Best gravel and adventures bikes 2018
- £2,499.99 / $2,899–$3,499
- Tire clearance: 650b x 42mm
Credit where credit is due: Cannondale got out ahead of the gravel trend compared to the other big companies. Sure, small brands like Salsa have been at it for years, but Cannondale’s 650b front suspension drop-bar bike pushed the gravel envelope early.
With clearance for up to 42mm tires and 30mm of suspension on the Lefty Oliver, the Slate gives you options.
- £2,399.99–£3,500 / $2,499–$4,299
- Tire clearance: 700c x 2.4in
Speaking of small companies that have been banging the gravel drum for years, Salsa has a whole range of gravel bikes. While the Warbird is the American company’s gravel racer, the Cutthroat is its burly bikepacking sibling.
There is no mistaking this guy for an endurance road bike. Consider: 445m chainstays, four-bottle capacity on small frame and five bottles on M–XL frames, rack ready, top tube bag mount ready, one or two chainring ready.
With its slack geometry and enormous clearance for up to 2.4in tires plus, the Cutthroat is essentially a rigid 29er with dropbars. If your idea of a great ride finishes on a completely different day than when it starts, check out the Cutthroat.

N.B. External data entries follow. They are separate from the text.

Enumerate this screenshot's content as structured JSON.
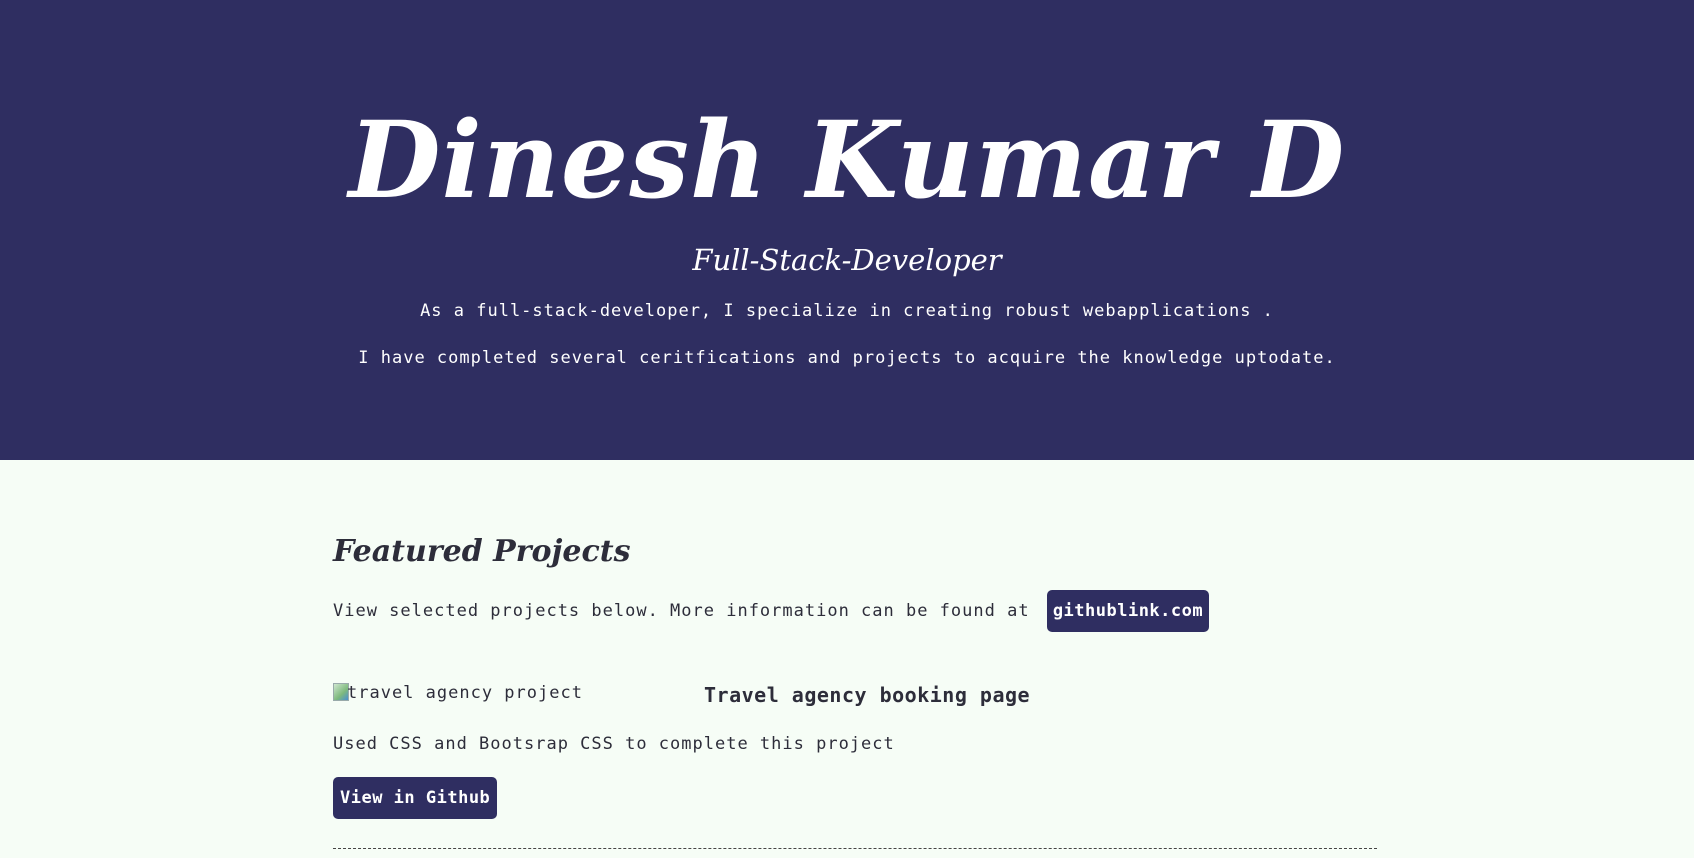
{
  "hero": {
    "name": "Dinesh Kumar D",
    "role": "Full-Stack-Developer",
    "line1": "As a full-stack-developer, I specialize in creating robust webapplications .",
    "line2": "I have completed several ceritfications and projects to acquire the knowledge uptodate."
  },
  "projects": {
    "heading": "Featured Projects",
    "intro": "View selected projects below. More information can be found at",
    "intro_link": "githublink.com",
    "items": [
      {
        "image_alt": "travel agency project",
        "title": "Travel agency booking page",
        "description": "Used CSS and Bootsrap CSS to complete this project",
        "button": "View in Github"
      }
    ]
  },
  "colors": {
    "hero_bg": "#2f2e61",
    "page_bg": "#f6fdf6",
    "accent": "#2f2e61"
  }
}
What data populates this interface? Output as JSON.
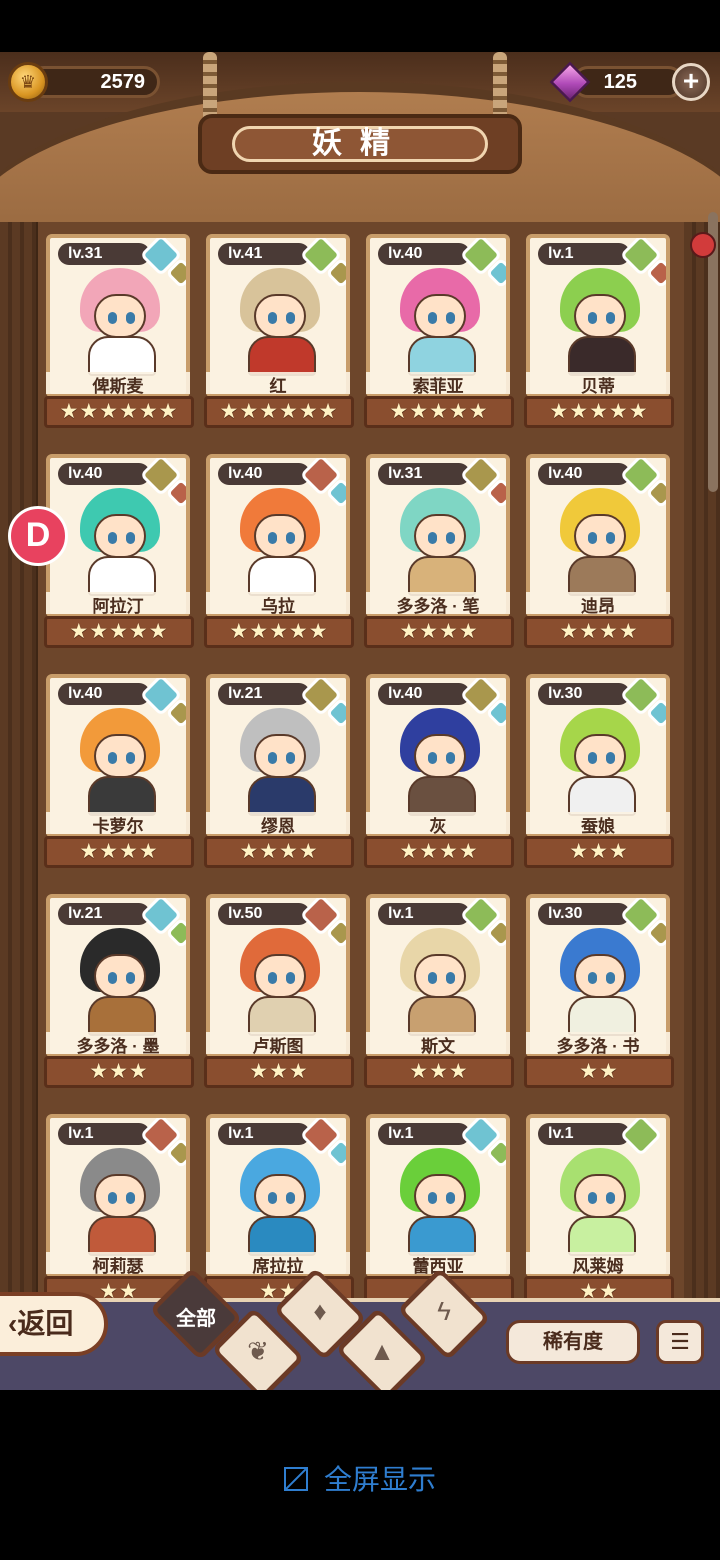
{
  "top_bar": {
    "coins": "2579",
    "gems": "125",
    "plus_symbol": "+"
  },
  "title": "妖精",
  "side_badge": "D",
  "cards": [
    {
      "level": "lv.31",
      "name": "俾斯麦",
      "stars": "★★★★★★",
      "elements": [
        "water",
        "earth"
      ],
      "hair": "#f2a6b8",
      "outfit": "#ffffff"
    },
    {
      "level": "lv.41",
      "name": "红",
      "stars": "★★★★★★",
      "elements": [
        "leaf",
        "earth"
      ],
      "hair": "#d8c39a",
      "outfit": "#c0392b"
    },
    {
      "level": "lv.40",
      "name": "索菲亚",
      "stars": "★★★★★",
      "elements": [
        "leaf",
        "water"
      ],
      "hair": "#e86aa8",
      "outfit": "#8fd3e0"
    },
    {
      "level": "lv.1",
      "name": "贝蒂",
      "stars": "★★★★★",
      "elements": [
        "leaf",
        "fire"
      ],
      "hair": "#8ccf4f",
      "outfit": "#3a2a2a"
    },
    {
      "level": "lv.40",
      "name": "阿拉汀",
      "stars": "★★★★★",
      "elements": [
        "earth",
        "fire"
      ],
      "hair": "#3ec9b0",
      "outfit": "#ffffff"
    },
    {
      "level": "lv.40",
      "name": "乌拉",
      "stars": "★★★★★",
      "elements": [
        "fire",
        "water"
      ],
      "hair": "#f07a3a",
      "outfit": "#ffffff"
    },
    {
      "level": "lv.31",
      "name": "多多洛 · 笔",
      "stars": "★★★★",
      "elements": [
        "earth",
        "fire"
      ],
      "hair": "#7fd6c4",
      "outfit": "#d8b27a"
    },
    {
      "level": "lv.40",
      "name": "迪昂",
      "stars": "★★★★",
      "elements": [
        "leaf",
        "earth"
      ],
      "hair": "#f0c93a",
      "outfit": "#9c7a5a"
    },
    {
      "level": "lv.40",
      "name": "卡萝尔",
      "stars": "★★★★",
      "elements": [
        "water",
        "earth"
      ],
      "hair": "#f29a3a",
      "outfit": "#3a3a3a"
    },
    {
      "level": "lv.21",
      "name": "缪恩",
      "stars": "★★★★",
      "elements": [
        "earth",
        "water"
      ],
      "hair": "#bfbfbf",
      "outfit": "#2a3a6a"
    },
    {
      "level": "lv.40",
      "name": "灰",
      "stars": "★★★★",
      "elements": [
        "earth",
        "water"
      ],
      "hair": "#2f3f9f",
      "outfit": "#6a5040"
    },
    {
      "level": "lv.30",
      "name": "蚕娘",
      "stars": "★★★",
      "elements": [
        "leaf",
        "water"
      ],
      "hair": "#a6d64a",
      "outfit": "#f0f0f0"
    },
    {
      "level": "lv.21",
      "name": "多多洛 · 墨",
      "stars": "★★★",
      "elements": [
        "water",
        "leaf"
      ],
      "hair": "#2a2a2a",
      "outfit": "#a8703a"
    },
    {
      "level": "lv.50",
      "name": "卢斯图",
      "stars": "★★★",
      "elements": [
        "fire",
        "earth"
      ],
      "hair": "#e06a3a",
      "outfit": "#e0d0b0"
    },
    {
      "level": "lv.1",
      "name": "斯文",
      "stars": "★★★",
      "elements": [
        "leaf",
        "earth"
      ],
      "hair": "#e8d6a8",
      "outfit": "#c8a070"
    },
    {
      "level": "lv.30",
      "name": "多多洛 · 书",
      "stars": "★★",
      "elements": [
        "leaf",
        "earth"
      ],
      "hair": "#3a7ad0",
      "outfit": "#f0f0e0"
    },
    {
      "level": "lv.1",
      "name": "柯莉瑟",
      "stars": "★★",
      "elements": [
        "fire",
        "earth"
      ],
      "hair": "#8a8a8a",
      "outfit": "#c05a3a"
    },
    {
      "level": "lv.1",
      "name": "席拉拉",
      "stars": "★★",
      "elements": [
        "fire",
        "water"
      ],
      "hair": "#4aa8e0",
      "outfit": "#2a8ac0"
    },
    {
      "level": "lv.1",
      "name": "蕾西亚",
      "stars": "★★",
      "elements": [
        "water",
        "leaf"
      ],
      "hair": "#6acf3a",
      "outfit": "#3a9ad0"
    },
    {
      "level": "lv.1",
      "name": "风莱姆",
      "stars": "★★",
      "elements": [
        "leaf"
      ],
      "hair": "#a8e070",
      "outfit": "#c8f0a0"
    }
  ],
  "bottom_bar": {
    "back_label": "返回",
    "filter_all_label": "全部",
    "filters": [
      "leaf",
      "water",
      "earth",
      "fire"
    ],
    "rarity_label": "稀有度"
  },
  "fullscreen_label": "全屏显示"
}
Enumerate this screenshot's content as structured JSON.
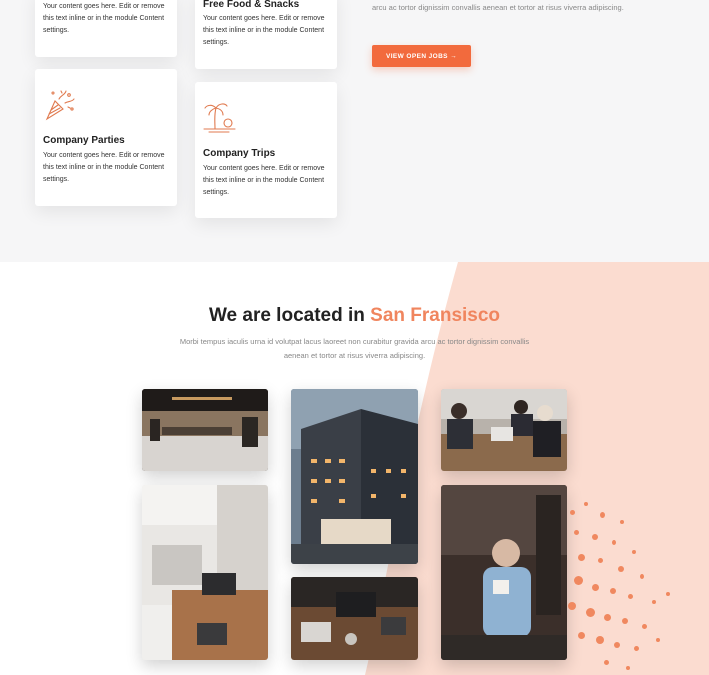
{
  "cards": {
    "left_top": {
      "body": "Your content goes here. Edit or remove this text inline or in the module Content settings."
    },
    "mid_top": {
      "title": "Free Food & Snacks",
      "body": "Your content goes here. Edit or remove this text inline or in the module Content settings."
    },
    "parties": {
      "title": "Company Parties",
      "body": "Your content goes here. Edit or remove this text inline or in the module Content settings.",
      "icon": "party-popper-icon"
    },
    "trips": {
      "title": "Company Trips",
      "body": "Your content goes here. Edit or remove this text inline or in the module Content settings.",
      "icon": "palm-tree-icon"
    }
  },
  "jobs": {
    "copy": "arcu ac tortor dignissim convallis aenean et tortor at risus viverra adipiscing.",
    "button_label": "VIEW OPEN JOBS →"
  },
  "location": {
    "heading_prefix": "We are located in",
    "heading_city": "San Fransisco",
    "subtitle": "Morbi tempus iaculis urna id volutpat lacus laoreet non curabitur gravida arcu ac tortor dignissim convallis aenean et tortor at risus viverra adipiscing."
  },
  "colors": {
    "accent": "#f26a3d",
    "accent_soft": "#fbd9cc",
    "heading_accent": "#f0855e"
  }
}
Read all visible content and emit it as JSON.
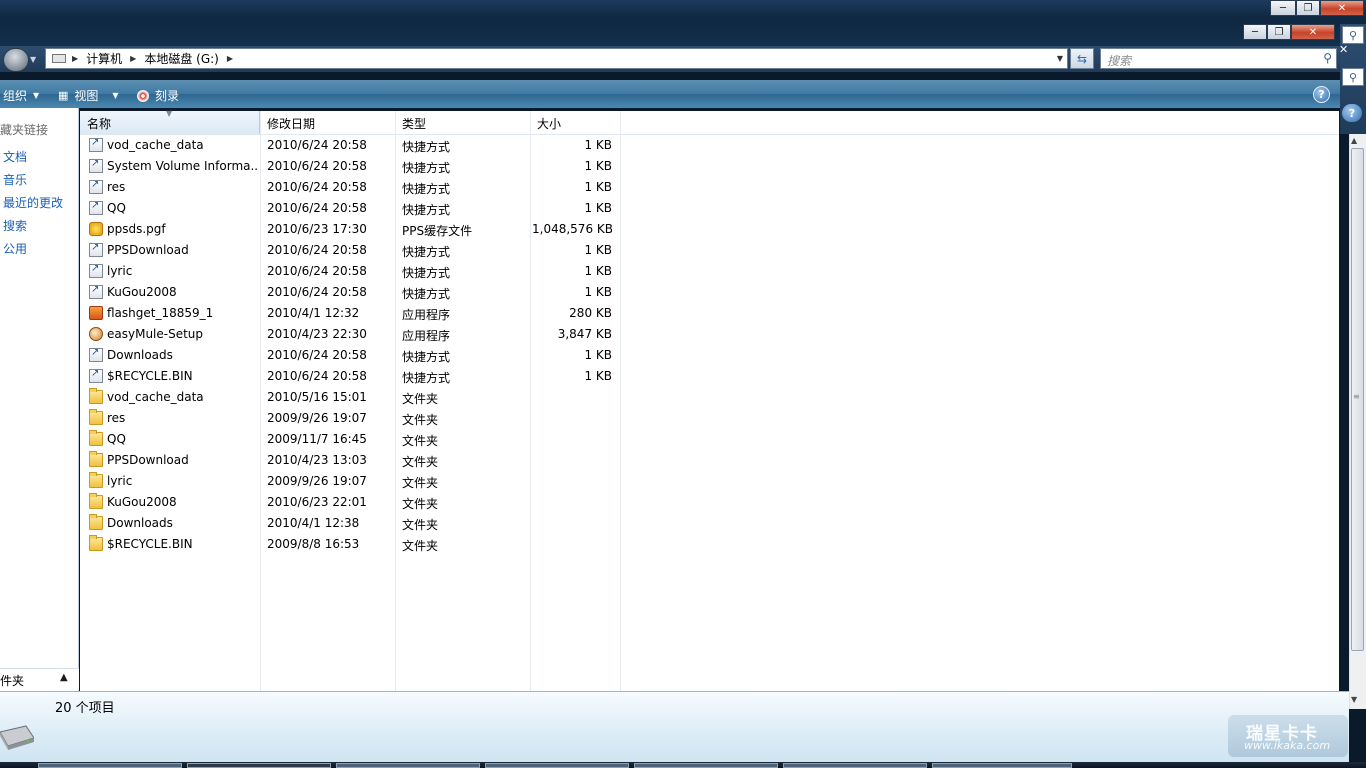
{
  "window": {
    "caption_buttons": {
      "minimize": "─",
      "maximize": "❐",
      "close": "✕"
    }
  },
  "address": {
    "crumbs": [
      "计算机",
      "本地磁盘 (G:)"
    ],
    "search_placeholder": "搜索"
  },
  "toolbar": {
    "organize_label": "组织",
    "view_label": "视图",
    "burn_label": "刻录",
    "help_label": "?"
  },
  "nav": {
    "favorites_title": "藏夹链接",
    "links": [
      "文档",
      "音乐",
      "最近的更改",
      "搜索",
      "公用"
    ],
    "folders_label": "件夹"
  },
  "columns": {
    "name": "名称",
    "date": "修改日期",
    "type": "类型",
    "size": "大小"
  },
  "files": [
    {
      "name": "vod_cache_data",
      "date": "2010/6/24 20:58",
      "type": "快捷方式",
      "size": "1 KB",
      "icon": "shortcut-icon"
    },
    {
      "name": "System Volume Informa...",
      "date": "2010/6/24 20:58",
      "type": "快捷方式",
      "size": "1 KB",
      "icon": "shortcut-icon"
    },
    {
      "name": "res",
      "date": "2010/6/24 20:58",
      "type": "快捷方式",
      "size": "1 KB",
      "icon": "shortcut-icon"
    },
    {
      "name": "QQ",
      "date": "2010/6/24 20:58",
      "type": "快捷方式",
      "size": "1 KB",
      "icon": "shortcut-icon"
    },
    {
      "name": "ppsds.pgf",
      "date": "2010/6/23 17:30",
      "type": "PPS缓存文件",
      "size": "1,048,576 KB",
      "icon": "pps-file-icon"
    },
    {
      "name": "PPSDownload",
      "date": "2010/6/24 20:58",
      "type": "快捷方式",
      "size": "1 KB",
      "icon": "shortcut-icon"
    },
    {
      "name": "lyric",
      "date": "2010/6/24 20:58",
      "type": "快捷方式",
      "size": "1 KB",
      "icon": "shortcut-icon"
    },
    {
      "name": "KuGou2008",
      "date": "2010/6/24 20:58",
      "type": "快捷方式",
      "size": "1 KB",
      "icon": "shortcut-icon"
    },
    {
      "name": "flashget_18859_1",
      "date": "2010/4/1 12:32",
      "type": "应用程序",
      "size": "280 KB",
      "icon": "app-icon"
    },
    {
      "name": "easyMule-Setup",
      "date": "2010/4/23 22:30",
      "type": "应用程序",
      "size": "3,847 KB",
      "icon": "mule-app-icon"
    },
    {
      "name": "Downloads",
      "date": "2010/6/24 20:58",
      "type": "快捷方式",
      "size": "1 KB",
      "icon": "shortcut-icon"
    },
    {
      "name": "$RECYCLE.BIN",
      "date": "2010/6/24 20:58",
      "type": "快捷方式",
      "size": "1 KB",
      "icon": "shortcut-icon"
    },
    {
      "name": "vod_cache_data",
      "date": "2010/5/16 15:01",
      "type": "文件夹",
      "size": "",
      "icon": "folder-icon"
    },
    {
      "name": "res",
      "date": "2009/9/26 19:07",
      "type": "文件夹",
      "size": "",
      "icon": "folder-icon"
    },
    {
      "name": "QQ",
      "date": "2009/11/7 16:45",
      "type": "文件夹",
      "size": "",
      "icon": "folder-icon"
    },
    {
      "name": "PPSDownload",
      "date": "2010/4/23 13:03",
      "type": "文件夹",
      "size": "",
      "icon": "folder-icon"
    },
    {
      "name": "lyric",
      "date": "2009/9/26 19:07",
      "type": "文件夹",
      "size": "",
      "icon": "folder-icon"
    },
    {
      "name": "KuGou2008",
      "date": "2010/6/23 22:01",
      "type": "文件夹",
      "size": "",
      "icon": "folder-icon"
    },
    {
      "name": "Downloads",
      "date": "2010/4/1 12:38",
      "type": "文件夹",
      "size": "",
      "icon": "folder-icon"
    },
    {
      "name": "$RECYCLE.BIN",
      "date": "2009/8/8 16:53",
      "type": "文件夹",
      "size": "",
      "icon": "folder-icon"
    }
  ],
  "status": {
    "item_count": "20 个项目"
  },
  "watermark": {
    "brand": "瑞星卡卡",
    "url": "www.ikaka.com"
  },
  "colors": {
    "link": "#1a5fb4",
    "toolbar": "#3f7aa3",
    "close_button": "#c7432a"
  }
}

- £799—£8,500 / $1,100—$9,000
- Tire clearance: 700c x 42mm or 650b x 47mm
Specialized introduced the FutureShock on its Roubaix endurance road bike, and while some of the BikeRadar crew loved it, others found it a little weird for a road bike.
But a little suspension for the gravel? Now we’re talking.
The Future Shock still is undamped, but it has a stiffer spring on the Diverge, which boasts a low bottom bracket and slack front end for stability in the rough stuff, and tire clearance for 42mm 700c tires or 47mm in 650b.
- £3,950–£5,800 / $2,999–$6,800
- Tire clearance: 700c x 40mm or 650b x 2.1in
On the opposite end of the spectrum from Cutthroat's ‘strap your tent and sleeping bag on’ ethos, you have the 3T Exploro, an aero gravel race bike.
Sure, you can find plenty of stiffer, lighter endurance road bikes that might be faster on light-duty gravel, but the 3T Exploro is a legit gravel bike, with clearance for 40mm tires in 700c or up to 2.1in in 650b.
3T claims the Exploro with 40mm knobbies and two water bottles is faster — aerodynamically — than a round-tube road bike with 28mm tires and no bottles, when tested at 20mph.
Norco Search XR
- £1,599–£3,999 / $1,999–$4,199
- Tire clearance: 700c x 45mm or 650b x2.1in
A few companies have gravel race bikes that aren’t too dissimilar from road bikes — stiff and fast. And some of the smaller core gravel brands have gone off the deep end with bikepacking weirdness. But if somewhere in between sounds right to you, let us introduce the Goldilocks of gravel, the Norco Search XR.
The Search can handle the big tires if you want that. And mounts can be added at discreet points if you want to add fenders or load on racks. And yes, you can load up bottle cages on the fork as well as the frame if you’re into that.
The Norco is an excellent, all-around gravel bike that is a joy to ride, damping the rough chatter a bit without feeling like a plodding mule.
Norco sells this in steel and carbon versions, with not only size-specific frame design but size-specific wheel choices, so shorter riders can get the same geometry as larger riders without toe overlap.